SILWAN HOUSE DEMOLITIONS IN JERUSALEUM

18 Oct

The Jerusalem municipality has announced its intentions to demolish 88 homes in the Palestinian neighborhood of Silwan, located in East Jerusalem, in order to establish an archeological park. The proposed demolitions will render 1000 Palestinians homeless in this neighbourhood that lies just outside the walled Old City, an area filled with biblical history. The Jerusalem municipality has come across technical and legal problems and has postponed, if only for the meantime, the demolition of the houses. This could buy the residents of those houses some time to find a new house and perform a change of address us post service.

The municipality wants to enlarge a small archaeological site in the area where the 88 homes are located and create a national park. Uri Shetrit, the Jerusalem city engineer who issued the demolition orders claims that the motivation behind the proposal is based on the cultural and historical importance of the area for the Jewish people. Historians say that King David established his kingdom on the site where the Silwan neighborhood is located. According to Shetrit, the plan’s objective is to return this area, which is has a large Palestinian population, “to its landscape of yore.”

Yet Palestinians and Israeli human-rights groups see it as yet another attempt by the Israeli government to use such zoning methods to obstruct Palestinian population growth in Jerusalem. The demolition would be one of the largest since 1967 in a single area of Jerusalem. Although around 160 homes in the area were destroyed in 2004, they were spread out over many Palestinian neighbourhoods. This policy compliments other parallel efforts to shift the population balance in the areas of eastern Jerusalem, which was occupied by Israel in the 1967 War, such as the building of a security barrier wall that absorbs a large portion of the West Bank Israeli settlements, housing demolitions in other Palestinian neighbourhoods, and housing construction in Israeli settlements in the area despite previous agreements requiring Israel to freeze settlement expansion. These efforts will eliminate the feasibility of returning East Jerusalem to the Palestinian Authority under a future peace accord, a strategy which carries grave economic, political, and cultural implications for Palestinians.
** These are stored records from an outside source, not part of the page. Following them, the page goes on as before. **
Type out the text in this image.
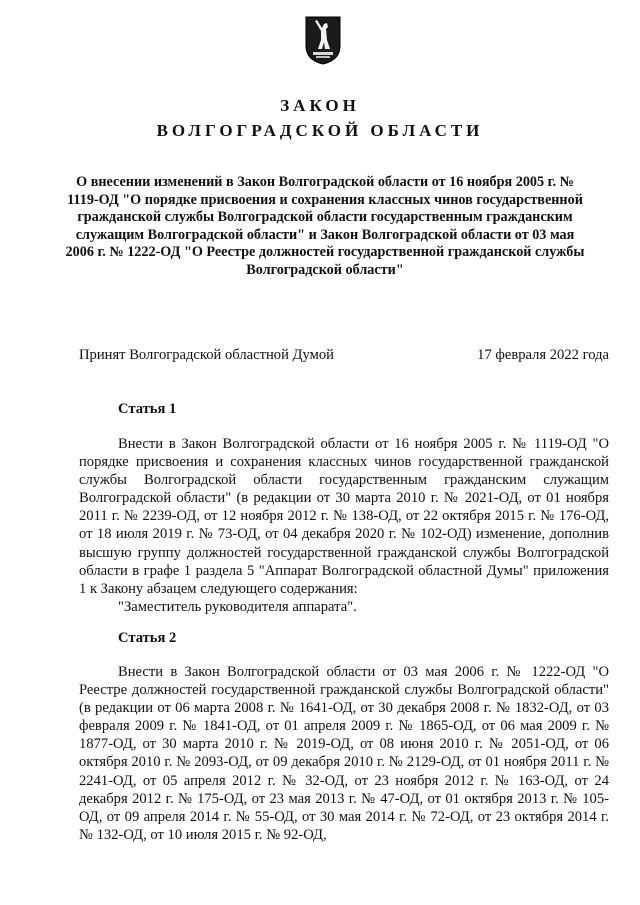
ЗАКОН
ВОЛГОГРАДСКОЙ ОБЛАСТИ
О внесении изменений в Закон Волгоградской области от 16 ноября 2005 г. № 1119-ОД "О порядке присвоения и сохранения классных чинов государственной гражданской службы Волгоградской области государственным гражданским служащим Волгоградской области" и Закон Волгоградской области от 03 мая 2006 г. № 1222-ОД "О Реестре должностей государственной гражданской службы Волгоградской области"
Принят Волгоградской областной Думой	17 февраля 2022 года
Статья 1

Внести в Закон Волгоградской области от 16 ноября 2005 г. № 1119-ОД "О порядке присвоения и сохранения классных чинов государственной гражданской службы Волгоградской области государственным гражданским служащим Волгоградской области" (в редакции от 30 марта 2010 г. № 2021-ОД, от 01 ноября 2011 г. № 2239-ОД, от 12 ноября 2012 г. № 138-ОД, от 22 октября 2015 г. № 176-ОД, от 18 июля 2019 г. № 73-ОД, от 04 декабря 2020 г. № 102-ОД) изменение, дополнив высшую группу должностей государственной гражданской службы Волгоградской области в графе 1 раздела 5 "Аппарат Волгоградской областной Думы" приложения 1 к Закону абзацем следующего содержания:

"Заместитель руководителя аппарата".

Статья 2

Внести в Закон Волгоградской области от 03 мая 2006 г. № 1222-ОД "О Реестре должностей государственной гражданской службы Волгоградской области" (в редакции от 06 марта 2008 г. № 1641-ОД, от 30 декабря 2008 г. № 1832-ОД, от 03 февраля 2009 г. № 1841-ОД, от 01 апреля 2009 г. № 1865-ОД, от 06 мая 2009 г. № 1877-ОД, от 30 марта 2010 г. № 2019-ОД, от 08 июня 2010 г. № 2051-ОД, от 06 октября 2010 г. № 2093-ОД, от 09 декабря 2010 г. № 2129-ОД, от 01 ноября 2011 г. № 2241-ОД, от 05 апреля 2012 г. № 32-ОД, от 23 ноября 2012 г. № 163-ОД, от 24 декабря 2012 г. № 175-ОД, от 23 мая 2013 г. № 47-ОД, от 01 октября 2013 г. № 105-ОД, от 09 апреля 2014 г. № 55-ОД, от 30 мая 2014 г. № 72-ОД, от 23 октября 2014 г. № 132-ОД, от 10 июля 2015 г. № 92-ОД,
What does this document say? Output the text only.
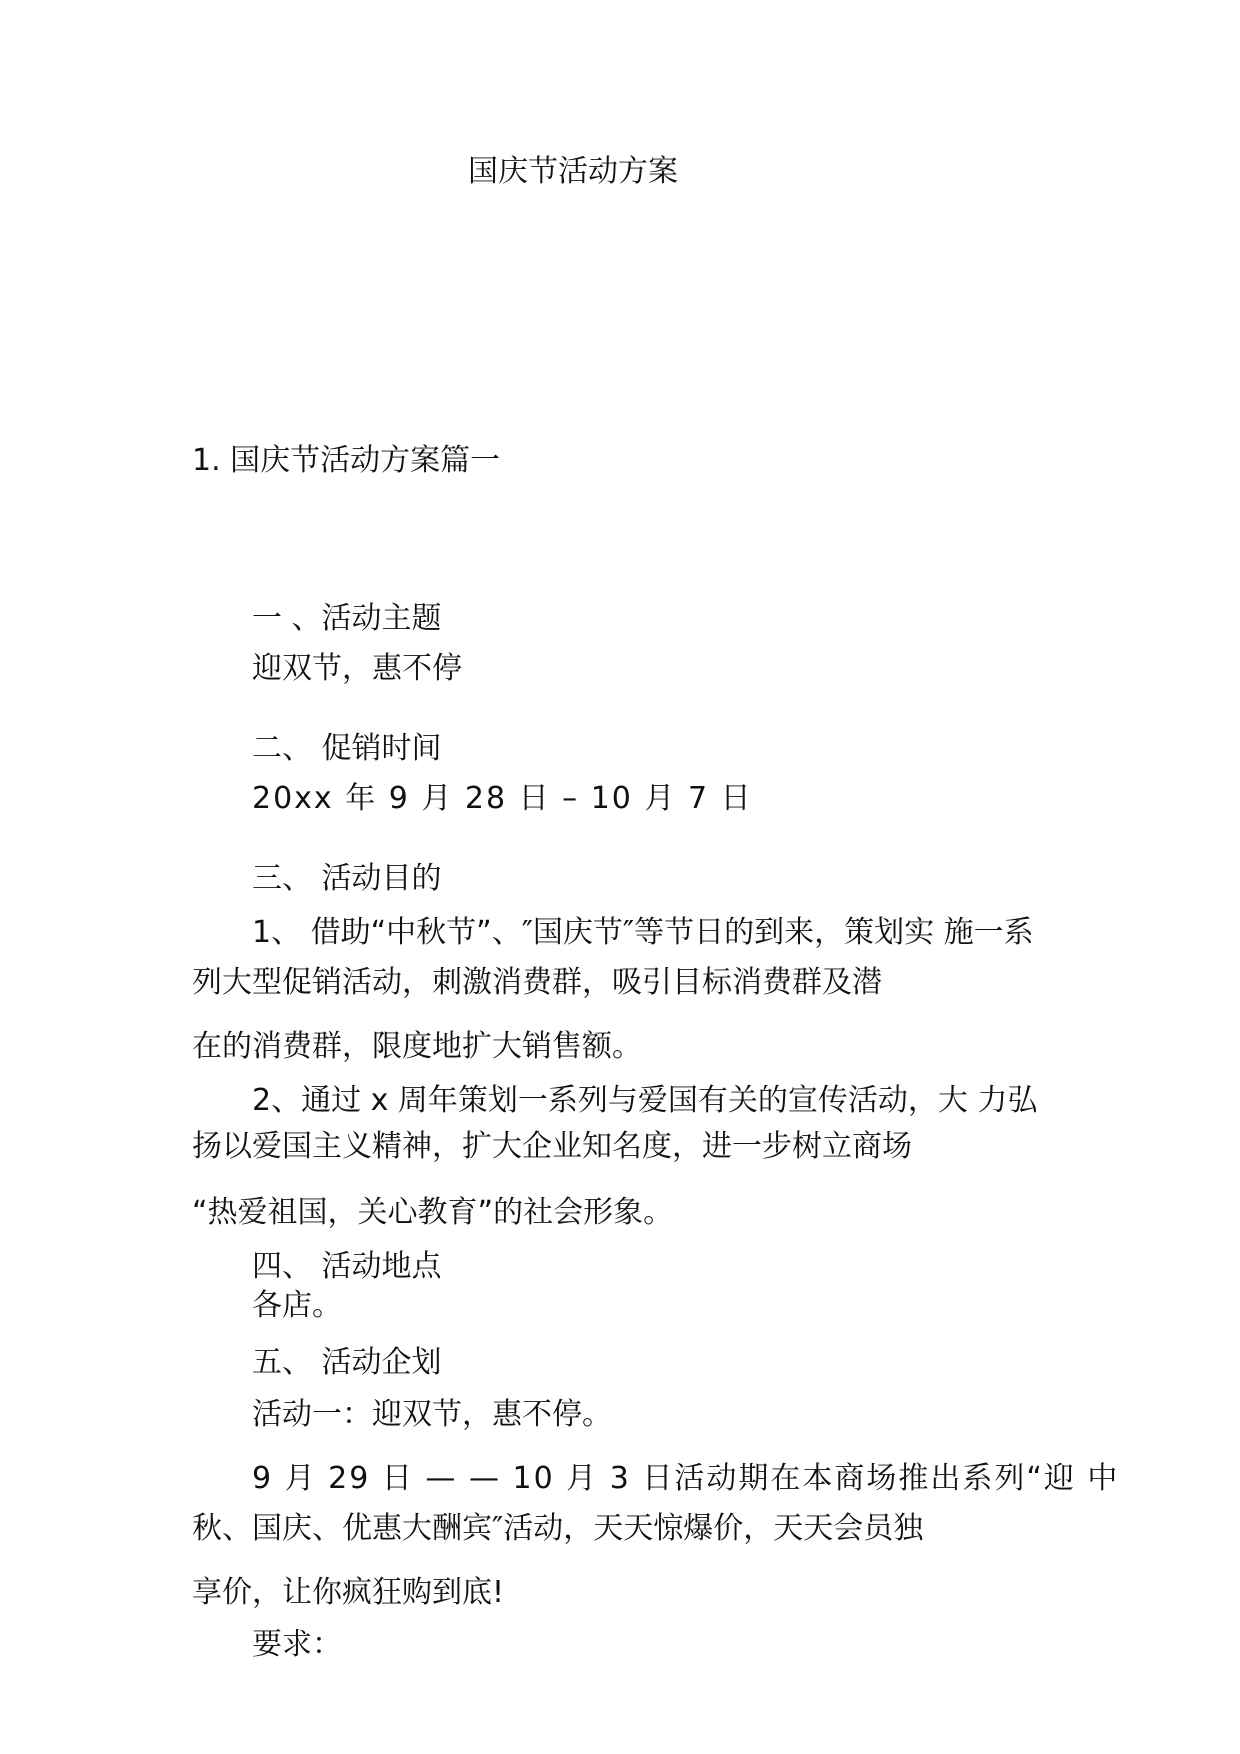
国庆节活动方案
1. 国庆节活动方案篇一
一 、活动主题
迎双节，惠不停
二、 促销时间
20xx 年 9 月 28 日 – 10 月 7 日
三、 活动目的
1、 借助“中秋节”、″国庆节″等节日的到来，策划实 施一系
列大型促销活动，刺激消费群，吸引目标消费群及潜
在的消费群，限度地扩大销售额。
2、通过 x 周年策划一系列与爱国有关的宣传活动，大 力弘
扬以爱国主义精神，扩大企业知名度，进一步树立商场
“热爱祖国，关心教育”的社会形象。
四、 活动地点
各店。
五、 活动企划
活动一：迎双节，惠不停。
9 月 29 日 — — 10 月 3 日活动期在本商场推出系列“迎 中
秋、国庆、优惠大酬宾″活动，天天惊爆价，天天会员独
享价，让你疯狂购到底!
要求：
Shetrit stresses that the law permits the proposed demolitions because the homes were built on land designated in 1977 as a “green area” where no construction was allowed. Many argue that the Israeli government saw the adoption of strict zoning plans as a way of limiting the number of new homes built in Palestinian neighborhoods, thereby ensuring that the percentage of Arabs in the city did not grow, fearing the influence a greater population percentage would grant Arabs living in Israel. Palestinians have complained that it is often difficult for them to obtain building permits in East Jerusalem, and that they have no choice but to build illegally.

One problem Shetrit faces in his plan is the fact that houses built before 1967 are not “illegal” under Israeli law and there exists no legal way to destroy them. For Palestinian residents of Silwan, proving legal ownership of these houses may be difficult, considering the fact that some legally built homes in the neighborhood dating before 1967 may have been approved by the Jordanian municipality. One Palestinian of Silwan said his home was built by his father in 1961, six years before Israeli troops entered the area during the war. Like many others, he has many documents proving his family’s legal rights to the land, including an old, torn legal document dating back to the Ottoman Empire. While most of the houses were built in the 1980’s and 1990’s, some of the houses in the neighbourhood were built as early as the 1940’s and 1950’s.

Of the houses built after 1967, those that are seven or more years of age cannot be demolished even if they were built without permits and their owners can only be charged with practicing illegal building, a fact acknowledged by the municipality. However, the homeowners could be barred from residing in the buildings, a legal loophole that would make demolishing “abandoned” houses possible under separate laws and guidelines at a later date.

A coalition of Palestinian and Israeli human rights and peace organisations is working with a committee of Silwan residents to raise awareness of the issue, increase community cooperation, and to take legal action against the demolition project. Along with other organizations, AIC has accomplished this by producing documentaries and inviting Knesset members, international diplomats, and journalists for tours of the neighbourhood in order to expose and educate them on the subject. The Silwan committee of residents, which was started in response to the threat of demolition, now provides such community services as day camps for the children and collective clean-up projects in the neighbourhood.